注意,雖然。深嵌套的字典/數據幀列表的字典通常是不好的設計。正如Zen of Python所說,Flat比嵌套更好。

+0

我看到(和欣賞!)你是什麼,有人建議,但我不能使用冒號作爲分隔符。例如,我需要使用「問題類別:」作爲第一個分隔符。我會更新我的問題,以便更具體。 – JesseBikman 2014-10-03 13:46:19

+1

如果類別名稱本身不包含冒號,那麼您可以使用'line.split(':',1)'分隔* first *冒號。我用一個例子更新了我的答案(特別注意'ProductID'行)。 – unutbu 2014-10-03 14:02:11

+0

類別名稱包含冒號,冒號是類別名稱的一部分。你對我的問題的編輯是誤導性的,因爲文本塊不包含換行符(我將它回滾)。 – JesseBikman 2014-10-03 14:06:57

3

鑑於您提前知道關鍵字,請將文本分爲「當前關鍵字」,「剩餘文本」,然後繼續使用下一個關鍵字對剩餘文本進行分區。

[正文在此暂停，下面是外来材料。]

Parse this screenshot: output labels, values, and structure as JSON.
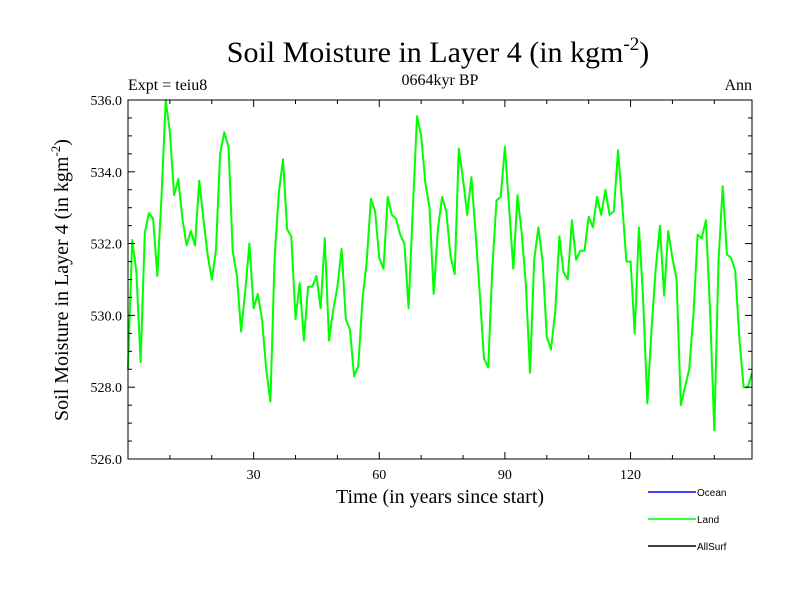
{
  "chart_data": {
    "type": "line",
    "title_main": "Soil Moisture in Layer 4 (in kgm",
    "title_exp": "-2",
    "title_close": ")",
    "subtitle_left": "Expt = teiu8",
    "subtitle_center": "0664kyr BP",
    "subtitle_right": "Ann",
    "xlabel": "Time (in years since start)",
    "ylabel_main": "Soil Moisture in Layer 4 (in kgm",
    "ylabel_exp": "-2",
    "ylabel_close": ")",
    "xlim": [
      0,
      149
    ],
    "ylim": [
      526.0,
      536.0
    ],
    "xticks": [
      30,
      60,
      90,
      120
    ],
    "yticks": [
      526,
      528,
      530,
      532,
      534,
      536
    ],
    "ytick_labels": [
      "526.0",
      "528.0",
      "530.0",
      "532.0",
      "534.0",
      "536.0"
    ],
    "legend": [
      {
        "name": "Ocean",
        "color": "#0000ff"
      },
      {
        "name": "Land",
        "color": "#00ff00"
      },
      {
        "name": "AllSurf",
        "color": "#000000"
      }
    ],
    "series": [
      {
        "name": "Land",
        "color": "#00ff00",
        "values": [
          528.5,
          532.1,
          531.2,
          528.7,
          532.3,
          532.85,
          532.7,
          531.1,
          533.3,
          536.0,
          535.1,
          533.35,
          533.8,
          532.7,
          531.95,
          532.35,
          531.95,
          533.75,
          532.7,
          531.7,
          531.0,
          531.8,
          534.5,
          535.1,
          534.7,
          531.8,
          531.1,
          529.55,
          530.7,
          532.0,
          530.2,
          530.6,
          529.9,
          528.5,
          527.6,
          531.6,
          533.4,
          534.35,
          532.4,
          532.2,
          529.9,
          530.9,
          529.3,
          530.8,
          530.8,
          531.1,
          530.2,
          532.15,
          529.3,
          530.15,
          530.8,
          531.85,
          529.9,
          529.6,
          528.3,
          528.6,
          530.45,
          531.5,
          533.25,
          532.9,
          531.6,
          531.3,
          533.3,
          532.8,
          532.7,
          532.25,
          532.0,
          530.2,
          532.95,
          535.55,
          535.0,
          533.7,
          533.0,
          530.6,
          532.4,
          533.3,
          532.9,
          531.65,
          531.15,
          534.65,
          533.8,
          532.8,
          533.85,
          532.3,
          530.6,
          528.8,
          528.55,
          531.3,
          533.2,
          533.3,
          534.7,
          533.0,
          531.3,
          533.35,
          532.3,
          530.85,
          528.4,
          531.55,
          532.45,
          531.5,
          529.4,
          529.05,
          530.1,
          532.2,
          531.2,
          531.0,
          532.65,
          531.55,
          531.8,
          531.8,
          532.75,
          532.45,
          533.3,
          532.8,
          533.5,
          532.8,
          532.9,
          534.6,
          533.1,
          531.5,
          531.5,
          529.5,
          532.45,
          530.5,
          527.55,
          529.6,
          531.3,
          532.5,
          530.55,
          532.35,
          531.6,
          531.0,
          527.5,
          528.0,
          528.5,
          530.0,
          532.25,
          532.15,
          532.65,
          530.1,
          526.8,
          531.5,
          533.6,
          531.7,
          531.6,
          531.25,
          529.35,
          528.0,
          528.0,
          528.4
        ]
      }
    ]
  }
}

# get input from somewhere 
raw = 'Problem Category: Human Endeavors Problem Subcategory: Space ExplorationProblem Type: Failure to LaunchSoftware Version: 9.8.77.omni.3Problem Details: Issue with signal barrier chamber.' 

# these are the keys, in order, without the colon, that will be captured 
keys = ['Problem Category', 'Problem Subcategory', 'Problem Type', 'Software Version', 'Problem Details'] 
prev_key = None 
remaining = raw 
out = {} 

for key in keys: 
    # get the value from before the key and after the key 
    prev_value, _, remaining = remaining.partition(key + ':') 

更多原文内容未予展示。